The US Cybersecurity and Infrastructure Security Agency on Thursday released an alert detailing what it knows about the breach, which has been called the biggest in US history.
CISA says that hackers were able to compromise the supply chain of network management software from SolarWinds, specifically recent versions of the SolarWinds Orion products.
Beginning in March 2020, hackers used SolarWinds software updates to install a secret network backdoor, which authorities are calling SUNBURST.
The malicious code was signed by the legitimate SolarWinds code signing certificate. An estimated 18,000 customers downloaded the compromised updates.
Once installed on a network, the malware used a protocol designed to mimic legitimate SolarWinds traffic to communicate with a domain that has since been seized and shut down.
The initial contact domain would often direct the malware to a new internet protocol (IP) address for command and control. The attackers used rotating IPs and virtual private servers with IP addresses in the target’s home country to make detection of the traffic more difficult.

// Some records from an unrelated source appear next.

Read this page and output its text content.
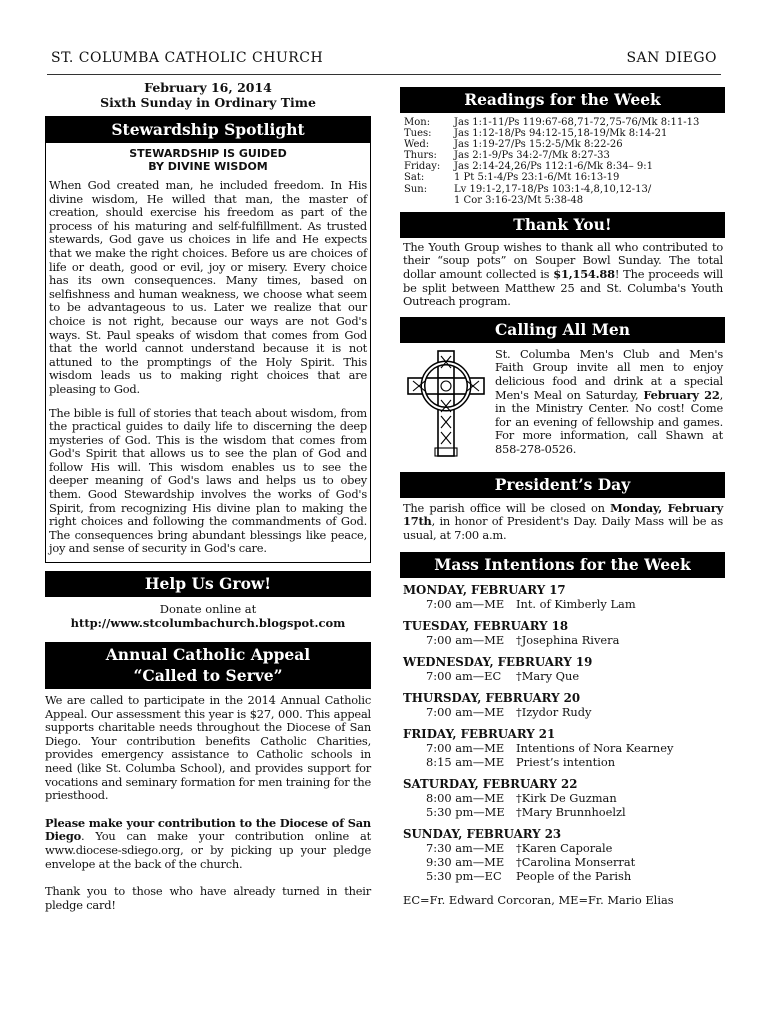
ST. COLUMBA CATHOLIC CHURCH	SAN DIEGO
February 16, 2014
Sixth Sunday in Ordinary Time
Stewardship Spotlight
STEWARDSHIP IS GUIDED
BY DIVINE WISDOM

When God created man, he included freedom. In His divine wisdom, He willed that man, the master of creation, should exercise his freedom as part of the process of his maturing and self-fulfillment. As trusted stewards, God gave us choices in life and He expects that we make the right choices. Before us are choices of life or death, good or evil, joy or misery. Every choice has its own consequences. Many times, based on selfishness and human weakness, we choose what seem to be advantageous to us. Later we realize that our choice is not right, because our ways are not God's ways. St. Paul speaks of wisdom that comes from God that the world cannot understand because it is not attuned to the promptings of the Holy Spirit. This wisdom leads us to making right choices that are pleasing to God.

The bible is full of stories that teach about wisdom, from the practical guides to daily life to discerning the deep mysteries of God. This is the wisdom that comes from God's Spirit that allows us to see the plan of God and follow His will. This wisdom enables us to see the deeper meaning of God's laws and helps us to obey them. Good Stewardship involves the works of God's Spirit, from recognizing His divine plan to making the right choices and following the commandments of God. The consequences bring abundant blessings like peace, joy and sense of security in God's care.

Help Us Grow!
Donate online at
http://www.stcolumbachurch.blogspot.com
Annual Catholic Appeal
“Called to Serve”

We are called to participate in the 2014 Annual Catholic Appeal. Our assessment this year is $27, 000. This appeal supports charitable needs throughout the Diocese of San Diego. Your contribution benefits Catholic Charities, provides emergency assistance to Catholic schools in need (like St. Columba School), and provides support for vocations and seminary formation for men training for the priesthood.

Please make your contribution to the Diocese of San Diego. You can make your contribution online at www.diocese-sdiego.org, or by picking up your pledge envelope at the back of the church.

Thank you to those who have already turned in their pledge card!

Readings for the Week
Mon:	Jas 1:1-11/Ps 119:67-68,71-72,75-76/Mk 8:11-13
Tues:	Jas 1:12-18/Ps 94:12-15,18-19/Mk 8:14-21
Wed:	Jas 1:19-27/Ps 15:2-5/Mk 8:22-26
Thurs:	Jas 2:1-9/Ps 34:2-7/Mk 8:27-33
Friday:	Jas 2:14-24,26/Ps 112:1-6/Mk 8:34– 9:1
Sat:	1 Pt 5:1-4/Ps 23:1-6/Mt 16:13-19
Sun:	Lv 19:1-2,17-18/Ps 103:1-4,8,10,12-13/
1 Cor 3:16-23/Mt 5:38-48
Thank You!

The Youth Group wishes to thank all who contributed to their “soup pots” on Souper Bowl Sunday. The total dollar amount collected is $1,154.88! The proceeds will be split between Matthew 25 and St. Columba's Youth Outreach program.

Calling All Men

St. Columba Men's Club and Men's Faith Group invite all men to enjoy delicious food and drink at a special Men's Meal on Saturday, February 22, in the Ministry Center. No cost! Come for an evening of fellowship and games. For more information, call Shawn at 858-278-0526.

President’s Day

The parish office will be closed on Monday, February 17th, in honor of President's Day. Daily Mass will be as usual, at 7:00 a.m.

Mass Intentions for the Week
MONDAY, FEBRUARY 17
7:00 am—ME	Int. of Kimberly Lam
TUESDAY, FEBRUARY 18
7:00 am—ME	†Josephina Rivera
WEDNESDAY, FEBRUARY 19
7:00 am—EC	†Mary Que
THURSDAY, FEBRUARY 20
7:00 am—ME	†Izydor Rudy
FRIDAY, FEBRUARY 21
7:00 am—ME	Intentions of Nora Kearney
8:15 am—ME	Priest’s intention
SATURDAY, FEBRUARY 22
8:00 am—ME	†Kirk De Guzman
5:30 pm—ME †Mary Brunnhoelzl
SUNDAY, FEBRUARY 23
7:30 am—ME	†Karen Caporale
9:30 am—ME	†Carolina Monserrat
5:30 pm—EC	People of the Parish
EC=Fr. Edward Corcoran, ME=Fr. Mario Elias
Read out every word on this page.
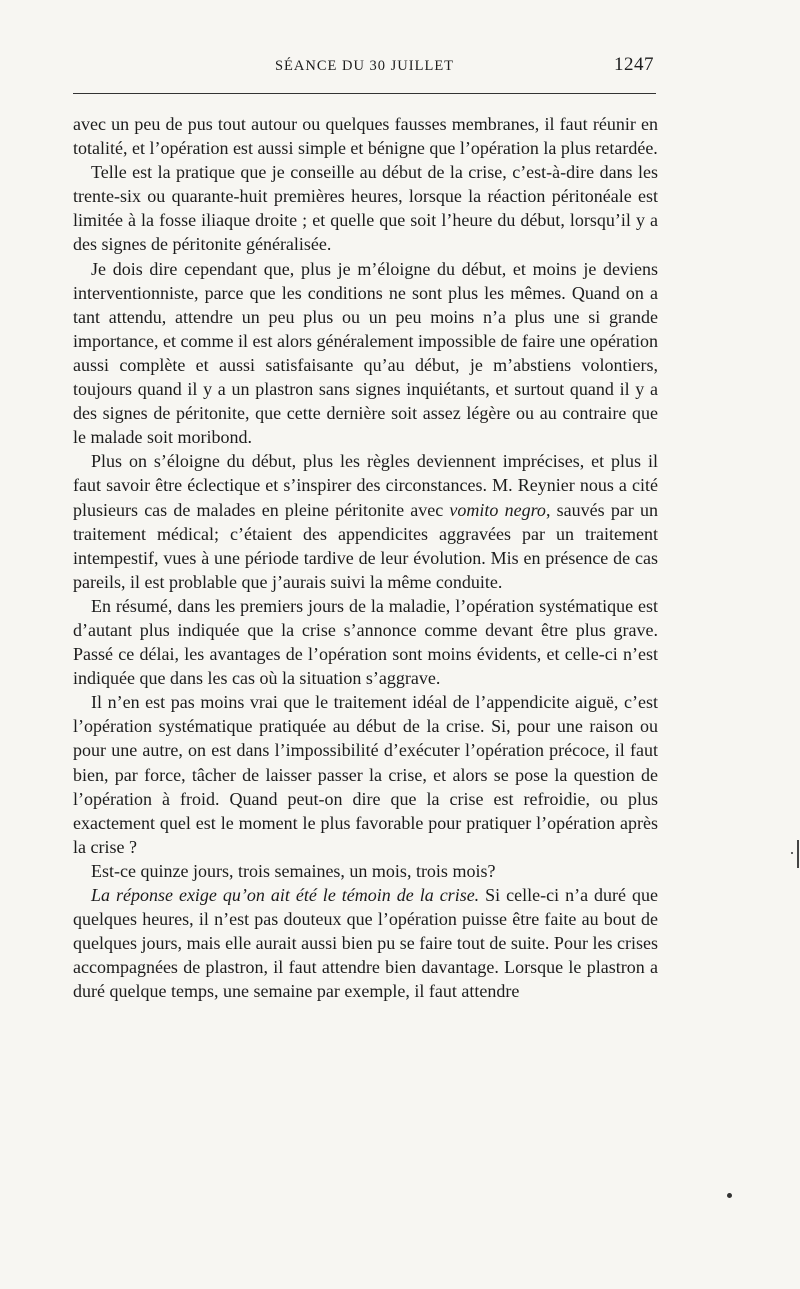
SÉANCE DU 30 JUILLET	1247

avec un peu de pus tout autour ou quelques fausses membranes, il faut réunir en totalité, et l’opération est aussi simple et bénigne que l’opération la plus retardée.

Telle est la pratique que je conseille au début de la crise, c’est-à-dire dans les trente-six ou quarante-huit premières heures, lorsque la réaction péritonéale est limitée à la fosse iliaque droite ; et quelle que soit l’heure du début, lorsqu’il y a des signes de péritonite généralisée.

Je dois dire cependant que, plus je m’éloigne du début, et moins je deviens interventionniste, parce que les conditions ne sont plus les mêmes. Quand on a tant attendu, attendre un peu plus ou un peu moins n’a plus une si grande importance, et comme il est alors généralement impossible de faire une opération aussi complète et aussi satisfaisante qu’au début, je m’abstiens volontiers, toujours quand il y a un plastron sans signes inquiétants, et surtout quand il y a des signes de péritonite, que cette dernière soit assez légère ou au contraire que le malade soit moribond.

Plus on s’éloigne du début, plus les règles deviennent imprécises, et plus il faut savoir être éclectique et s’inspirer des circonstances. M. Reynier nous a cité plusieurs cas de malades en pleine péritonite avec vomito negro, sauvés par un traitement médical; c’étaient des appendicites aggravées par un traitement intempestif, vues à une période tardive de leur évolution. Mis en présence de cas pareils, il est problable que j’aurais suivi la même conduite.

En résumé, dans les premiers jours de la maladie, l’opération systématique est d’autant plus indiquée que la crise s’annonce comme devant être plus grave. Passé ce délai, les avantages de l’opération sont moins évidents, et celle-ci n’est indiquée que dans les cas où la situation s’aggrave.

Il n’en est pas moins vrai que le traitement idéal de l’appendicite aiguë, c’est l’opération systématique pratiquée au début de la crise. Si, pour une raison ou pour une autre, on est dans l’impossibilité d’exécuter l’opération précoce, il faut bien, par force, tâcher de laisser passer la crise, et alors se pose la question de l’opération à froid. Quand peut-on dire que la crise est refroidie, ou plus exactement quel est le moment le plus favorable pour pratiquer l’opération après la crise ?

Est-ce quinze jours, trois semaines, un mois, trois mois?

La réponse exige qu’on ait été le témoin de la crise. Si celle-ci n’a duré que quelques heures, il n’est pas douteux que l’opération puisse être faite au bout de quelques jours, mais elle aurait aussi bien pu se faire tout de suite. Pour les crises accompagnées de plastron, il faut attendre bien davantage. Lorsque le plastron a duré quelque temps, une semaine par exemple, il faut attendre
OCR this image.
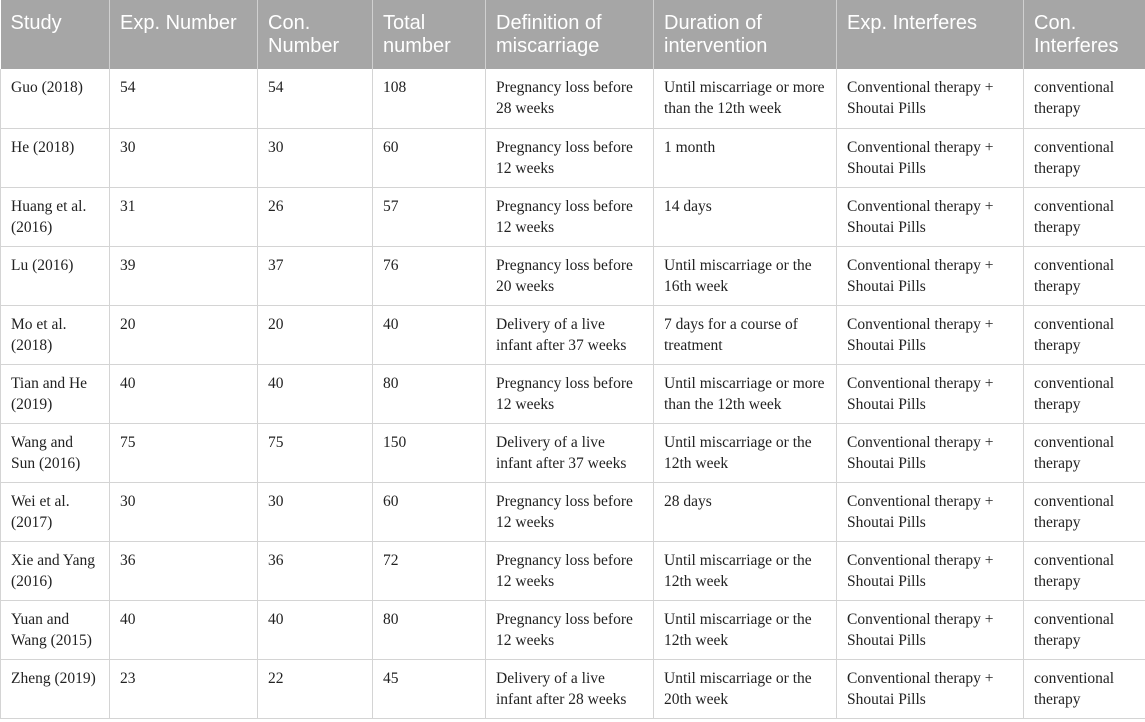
Study	Exp. Number	Con. Number	Total number	Definition of miscarriage	Duration of intervention	Exp. Interferes	Con. Interferes
Guo (2018)	54	54	108	Pregnancy loss before 28 weeks	Until miscarriage or more than the 12th week	Conventional therapy + Shoutai Pills	conventional therapy
He (2018)	30	30	60	Pregnancy loss before 12 weeks	1 month	Conventional therapy + Shoutai Pills	conventional therapy
Huang et al. (2016)	31	26	57	Pregnancy loss before 12 weeks	14 days	Conventional therapy + Shoutai Pills	conventional therapy
Lu (2016)	39	37	76	Pregnancy loss before 20 weeks	Until miscarriage or the 16th week	Conventional therapy + Shoutai Pills	conventional therapy
Mo et al. (2018)	20	20	40	Delivery of a live infant after 37 weeks	7 days for a course of treatment	Conventional therapy + Shoutai Pills	conventional therapy
Tian and He (2019)	40	40	80	Pregnancy loss before 12 weeks	Until miscarriage or more than the 12th week	Conventional therapy + Shoutai Pills	conventional therapy
Wang and Sun (2016)	75	75	150	Delivery of a live infant after 37 weeks	Until miscarriage or the 12th week	Conventional therapy + Shoutai Pills	conventional therapy
Wei et al. (2017)	30	30	60	Pregnancy loss before 12 weeks	28 days	Conventional therapy + Shoutai Pills	conventional therapy
Xie and Yang (2016)	36	36	72	Pregnancy loss before 12 weeks	Until miscarriage or the 12th week	Conventional therapy + Shoutai Pills	conventional therapy
Yuan and Wang (2015)	40	40	80	Pregnancy loss before 12 weeks	Until miscarriage or the 12th week	Conventional therapy + Shoutai Pills	conventional therapy
Zheng (2019)	23	22	45	Delivery of a live infant after 28 weeks	Until miscarriage or the 20th week	Conventional therapy + Shoutai Pills	conventional therapy
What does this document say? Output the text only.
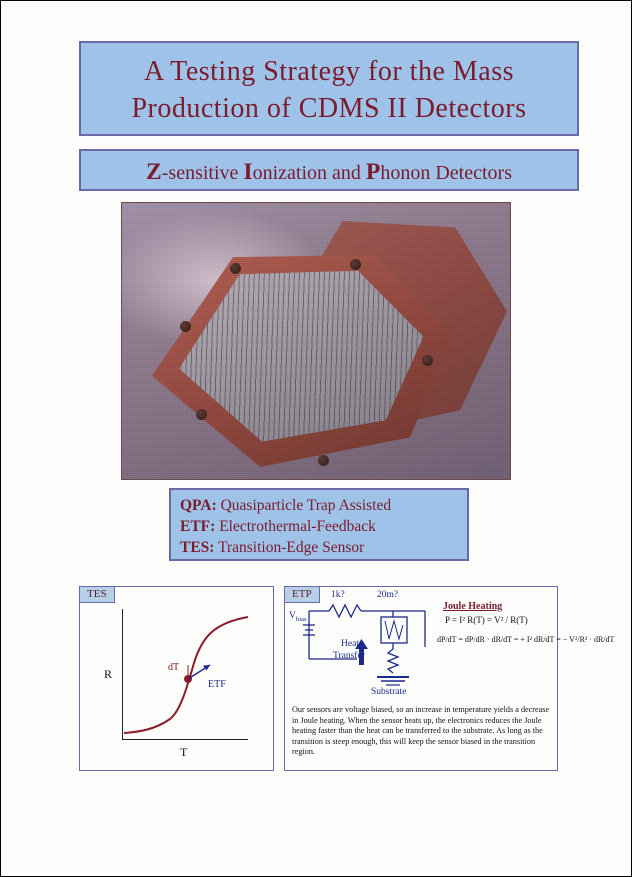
A Testing Strategy for the Mass
Production of CDMS II Detectors
Z-sensitive Ionization and Phonon Detectors
QPA: Quasiparticle Trap Assisted
ETF: Electrothermal-Feedback
TES: Transition-Edge Sensor
TES
R
T
dT
ETF
ETP
Joule Heating
$V_{bias}$
1k?	20m?
Heat
Transfer
Substrate
P = I² R(T) = V² / R(T)
dP/dT = dP/dR · dR/dT = + I² dR/dT = − V²/R² · dR/dT
Our sensors are voltage biased, so an increase in temperature yields a decrease in Joule heating. When the sensor heats up, the electronics reduces the Joule heating faster than the heat can be transferred to the substrate. As long as the transition is steep enough, this will keep the sensor biased in the transition region.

‘Taken together, these observed techniques indicate an adversary who is skilled, stealthy with operational security, and is willing to expend significant resources to maintain covert presence,’ CISA said in the alert.
CISA said that once inside a network, the hackers seemed focused on gathering information, and would frequently target the emails of IT and security staff to monitor any countermeasures.
Without offering further details, the agency warned that the hackers used ‘other initial access vectors beyond SolarWinds Orion,’ meaning even groups that do not use the network software could be compromised.